We're all warned to save for retirement, especially since Social Security won't do a good enough job of helping the typical senior pay the bills. But the bulk of Americans aren't focusing on their financial future as much as their credit card rewards. ValuePenguin reports that 61% of U.S. households are enrolled in at least one credit card rewards program, while only 58% have money in a retirement savings product. And that's a problem on multiple levels.

Is your credit card thwarting your retirement savings?
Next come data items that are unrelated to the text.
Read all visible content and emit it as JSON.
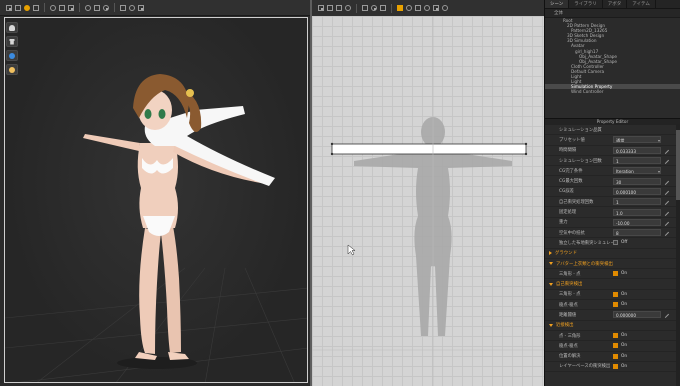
{
  "tabs": [
    {
      "label": "シーン",
      "active": true
    },
    {
      "label": "ライブラリ",
      "active": false
    },
    {
      "label": "アボタ",
      "active": false
    },
    {
      "label": "アイテム",
      "active": false
    }
  ],
  "object_browser": {
    "header": "全体",
    "tree": [
      {
        "label": "Root",
        "depth": 0,
        "selected": false
      },
      {
        "label": "2D Pattern Design",
        "depth": 1,
        "selected": false
      },
      {
        "label": "Pattern2D_13265",
        "depth": 2,
        "selected": false
      },
      {
        "label": "3D Sketch Design",
        "depth": 1,
        "selected": false
      },
      {
        "label": "3D Simulation",
        "depth": 1,
        "selected": false
      },
      {
        "label": "Avatar",
        "depth": 2,
        "selected": false
      },
      {
        "label": "girl_high17",
        "depth": 3,
        "selected": false
      },
      {
        "label": "Obj_Avatar_Shape",
        "depth": 4,
        "selected": false
      },
      {
        "label": "Obj_Avatar_Shape",
        "depth": 4,
        "selected": false
      },
      {
        "label": "Cloth Controller",
        "depth": 2,
        "selected": false
      },
      {
        "label": "Default Camera",
        "depth": 2,
        "selected": false
      },
      {
        "label": "Light",
        "depth": 2,
        "selected": false
      },
      {
        "label": "Light",
        "depth": 2,
        "selected": false
      },
      {
        "label": "Simulation Property",
        "depth": 2,
        "selected": true
      },
      {
        "label": "Wind Controller",
        "depth": 2,
        "selected": false
      }
    ]
  },
  "property_editor": {
    "title": "Property Editor",
    "rows": [
      {
        "kind": "prop",
        "label": "シミュレーション品質",
        "value": "",
        "control": "none"
      },
      {
        "kind": "prop",
        "label": "プリセット値",
        "value": "通常",
        "control": "dropdown"
      },
      {
        "kind": "prop",
        "label": "時間間隔",
        "value": "0.033333",
        "control": "pen"
      },
      {
        "kind": "prop",
        "label": "シミュレーション回数",
        "value": "1",
        "control": "pen"
      },
      {
        "kind": "prop",
        "label": "CG完了条件",
        "value": "Iteration",
        "control": "dropdown"
      },
      {
        "kind": "prop",
        "label": "CG最大回数",
        "value": "30",
        "control": "pen"
      },
      {
        "kind": "prop",
        "label": "CG誤差",
        "value": "0.000100",
        "control": "pen"
      },
      {
        "kind": "prop",
        "label": "自己衝突処理回数",
        "value": "1",
        "control": "pen"
      },
      {
        "kind": "prop",
        "label": "固定処理",
        "value": "1.0",
        "control": "pen"
      },
      {
        "kind": "prop",
        "label": "重力",
        "value": "-10.00",
        "control": "pen"
      },
      {
        "kind": "prop",
        "label": "空気中の抵抗",
        "value": "8",
        "control": "pen"
      },
      {
        "kind": "check",
        "label": "独立した布地衝突シミュレーション",
        "checked": false,
        "state": "Off"
      },
      {
        "kind": "section",
        "label": "グラウンド",
        "expanded": false
      },
      {
        "kind": "section",
        "label": "アバター上衣類との衝突検出",
        "expanded": true
      },
      {
        "kind": "check",
        "label": "三角形 - 点",
        "checked": true,
        "state": "On"
      },
      {
        "kind": "section",
        "label": "自己衝突検出",
        "expanded": true
      },
      {
        "kind": "check",
        "label": "三角形 - 点",
        "checked": true,
        "state": "On"
      },
      {
        "kind": "check",
        "label": "稜点-稜点",
        "checked": true,
        "state": "On"
      },
      {
        "kind": "prop",
        "label": "距離閾値",
        "value": "0.000000",
        "control": "pen"
      },
      {
        "kind": "section",
        "label": "近接検出",
        "expanded": true
      },
      {
        "kind": "check",
        "label": "点 - 三角形",
        "checked": true,
        "state": "On"
      },
      {
        "kind": "check",
        "label": "稜点-稜点",
        "checked": true,
        "state": "On"
      },
      {
        "kind": "check",
        "label": "位置の解決",
        "checked": true,
        "state": "On"
      },
      {
        "kind": "check",
        "label": "レイヤーベースの衝突検出",
        "checked": true,
        "state": "On"
      }
    ]
  },
  "colors": {
    "accent": "#e8a100",
    "section_header": "#f0a020",
    "viewport_bg": "#2a2a2a",
    "grid_bg": "#d4d4d4"
  },
  "icons_3d_toolbar": [
    "select-icon",
    "transform-icon",
    "move-icon",
    "pin-icon",
    "tack-icon",
    "brush-icon",
    "fold-icon",
    "shape-icon",
    "camera-icon",
    "avatar-icon",
    "measure-icon",
    "tape-icon",
    "sewing-icon"
  ],
  "icons_2d_toolbar": [
    "select-icon",
    "polygon-icon",
    "rectangle-icon",
    "circle-icon",
    "internal-icon",
    "dart-icon",
    "segment-icon",
    "sewing-icon",
    "fold-icon",
    "pin-icon",
    "texture-icon",
    "material-icon",
    "snap-icon"
  ]
}
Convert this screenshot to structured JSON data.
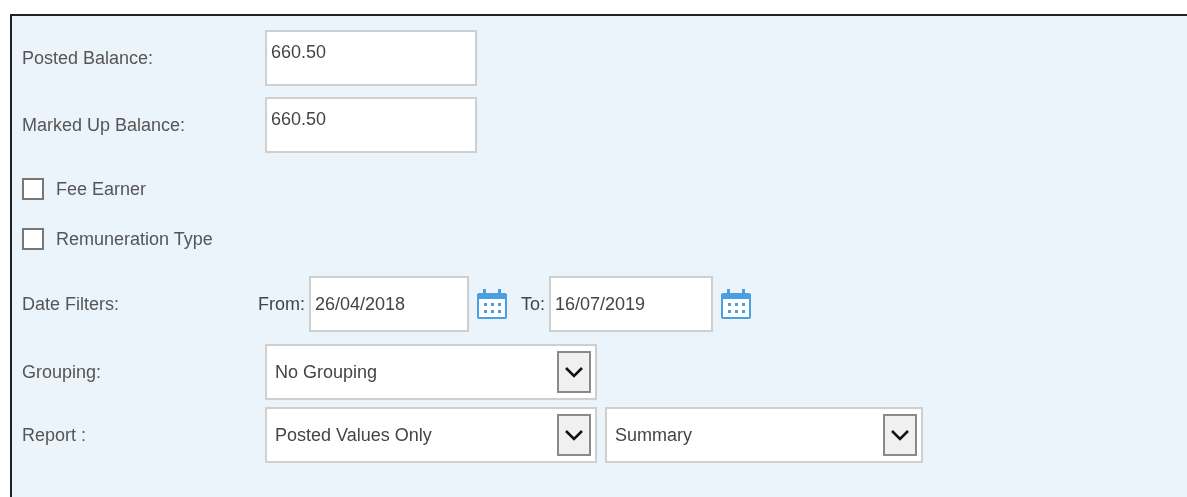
{
  "fields": [
    {
      "label": "Posted Balance:",
      "value": "660.50"
    },
    {
      "label": "Marked Up Balance:",
      "value": "660.50"
    }
  ],
  "checkboxes": [
    {
      "label": "Fee Earner",
      "checked": false
    },
    {
      "label": "Remuneration Type",
      "checked": false
    }
  ],
  "date_filters": {
    "label": "Date Filters:",
    "from_label": "From:",
    "from": "26/04/2018",
    "to_label": "To:",
    "to": "16/07/2019"
  },
  "grouping": {
    "label": "Grouping:",
    "value": "No Grouping"
  },
  "report": {
    "label": "Report :",
    "value": "Posted Values Only",
    "mode": "Summary"
  }
}
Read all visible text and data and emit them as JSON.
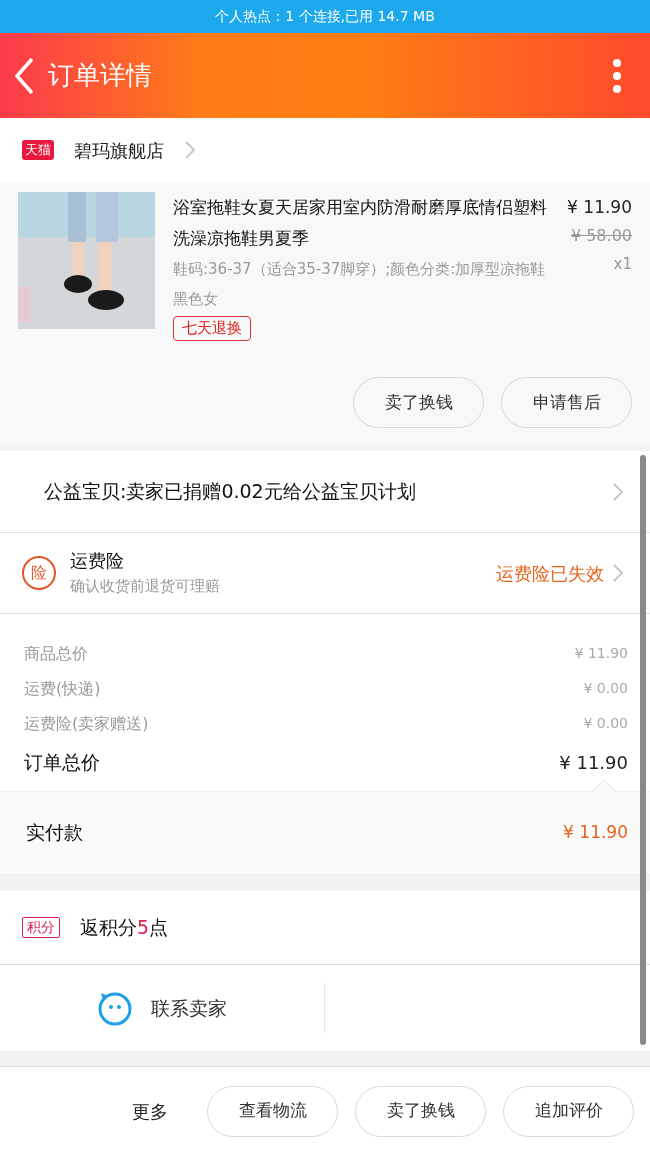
{
  "status_bar": {
    "text": "个人热点：1 个连接,已用 14.7 MB"
  },
  "header": {
    "title": "订单详情"
  },
  "store": {
    "badge": "天猫",
    "name": "碧玛旗舰店"
  },
  "product": {
    "title": "浴室拖鞋女夏天居家用室内防滑耐磨厚底情侣塑料洗澡凉拖鞋男夏季",
    "sku": "鞋码:36-37（适合35-37脚穿）;颜色分类:加厚型凉拖鞋黑色女",
    "tag": "七天退换",
    "price": "¥ 11.90",
    "original_price": "¥ 58.00",
    "quantity": "x1",
    "actions": [
      "卖了换钱",
      "申请售后"
    ]
  },
  "charity": {
    "text": "公益宝贝:卖家已捐赠0.02元给公益宝贝计划"
  },
  "insurance": {
    "icon_text": "险",
    "title": "运费险",
    "subtitle": "确认收货前退货可理赔",
    "status": "运费险已失效"
  },
  "price_lines": [
    {
      "label": "商品总价",
      "value": "¥ 11.90",
      "kind": "minor"
    },
    {
      "label": "运费(快递)",
      "value": "¥ 0.00",
      "kind": "minor"
    },
    {
      "label": "运费险(卖家赠送)",
      "value": "¥ 0.00",
      "kind": "minor"
    },
    {
      "label": "订单总价",
      "value": "¥ 11.90",
      "kind": "total"
    }
  ],
  "paid": {
    "label": "实付款",
    "value": "¥ 11.90"
  },
  "points": {
    "badge": "积分",
    "text_before": "返积分",
    "count": "5",
    "text_after": "点"
  },
  "contact": {
    "label": "联系卖家"
  },
  "bottom_bar": {
    "more": "更多",
    "buttons": [
      "查看物流",
      "卖了换钱",
      "追加评价"
    ]
  }
}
Let's be clear: There's nothing wrong with having a credit card and utilizing its rewards program, provided you do so responsibly. After all, you might as well get free money, or other bonuses, for buying the things you need. The problem, however, is that countless Americans use their credit cards recklessly, so much so that credit card debt is at an all-time high nationwide. Furthermore, though there's not necessarily a direct link between credit card usage and retirement savings, it stands to reason that the more debt you rack up, the less able you'll be to save for the future. That's because you'll end up throwing money away on interest that could otherwise fund an IRA or 401(k).
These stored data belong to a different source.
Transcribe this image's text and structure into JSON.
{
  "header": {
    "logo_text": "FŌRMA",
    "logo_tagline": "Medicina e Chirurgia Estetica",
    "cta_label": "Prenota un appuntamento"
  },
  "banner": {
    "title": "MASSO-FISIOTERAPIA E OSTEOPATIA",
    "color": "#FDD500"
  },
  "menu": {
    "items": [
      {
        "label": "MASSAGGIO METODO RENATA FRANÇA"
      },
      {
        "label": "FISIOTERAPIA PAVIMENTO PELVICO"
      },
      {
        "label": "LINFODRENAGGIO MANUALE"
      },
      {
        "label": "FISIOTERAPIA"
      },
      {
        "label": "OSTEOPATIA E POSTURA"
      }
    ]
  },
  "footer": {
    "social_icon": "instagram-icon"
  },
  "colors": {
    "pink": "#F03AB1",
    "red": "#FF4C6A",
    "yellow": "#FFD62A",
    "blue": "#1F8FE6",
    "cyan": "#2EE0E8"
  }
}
Credit cards on a beige background

Image source: Getty Images.

Imagine you find yourself with a $2,000 credit card balance you can't pay off. That may not seem like a ton of money, but at 20% interest annually, you'll lose close to $450 if it takes you two years to pay it off. And that's $450 that could've gone into a retirement plan instead.

Now, is a single contribution of $450 enough to fund your golden years? Absolutely not. But if that $450 is one of many contributions, it can go a long way.

Also, keep in mind that for every opportunity you miss to fund a retirement plan, you lose out on not just the principal sum you're not saving, but the growth it might achieve. Let's say you're able to invest your retirement savings at a 7% average annual return, which is more than doable with a stock-focused portfolio. If you waste that $450 on interest around age 25 instead of sticking that sum in an IRA or 401(k), then come age 65, you'll have lost out on over $6,700. And that's a much more sizable sum.

You need retirement savings: period

Regardless of how wisely you use your credits cards, there's no excuse not to have a retirement savings plan. If your employer doesn't offer a 401(k), there's always the option to open an IRA. Either way, you'll need to commit to making steady contributions throughout your career if you want a shot at a secure retirement.

Still not convinced? Then think about it this way: The average Social Security beneficiary today collects just under $17,000 a year. If that sounds like enough money to live on when you're older, then go ahead and keep neglecting your savings. Otherwise, start funding that retirement plan immediately. Currently, you can contribute up to $18,500 per year to a 401(k) if you're under 50, and $24,500 if you're 50 or older. IRAs, meanwhile, max out at lower limits -- $5,500 a year for workers under 50, and $6,500 for those 50 and over -- but they still allow for some sizable savings over time.

In fact, if you were to contribute just $200 a month to either account type at an average annual 7% return, in 40 years' time, you'd be sitting on $479,000. And that's not a bad sum to retire on.

While there's no need for credit cards (with or without rewards programs) and retirement plans to be mutually exclusive, don't let the former stop you from funding the latter. In fact, if you are going to have both, why not use your rewards cash to fund your long-term savings? This way, you'll get the best of both worlds: free money and a chance to retire comfortably.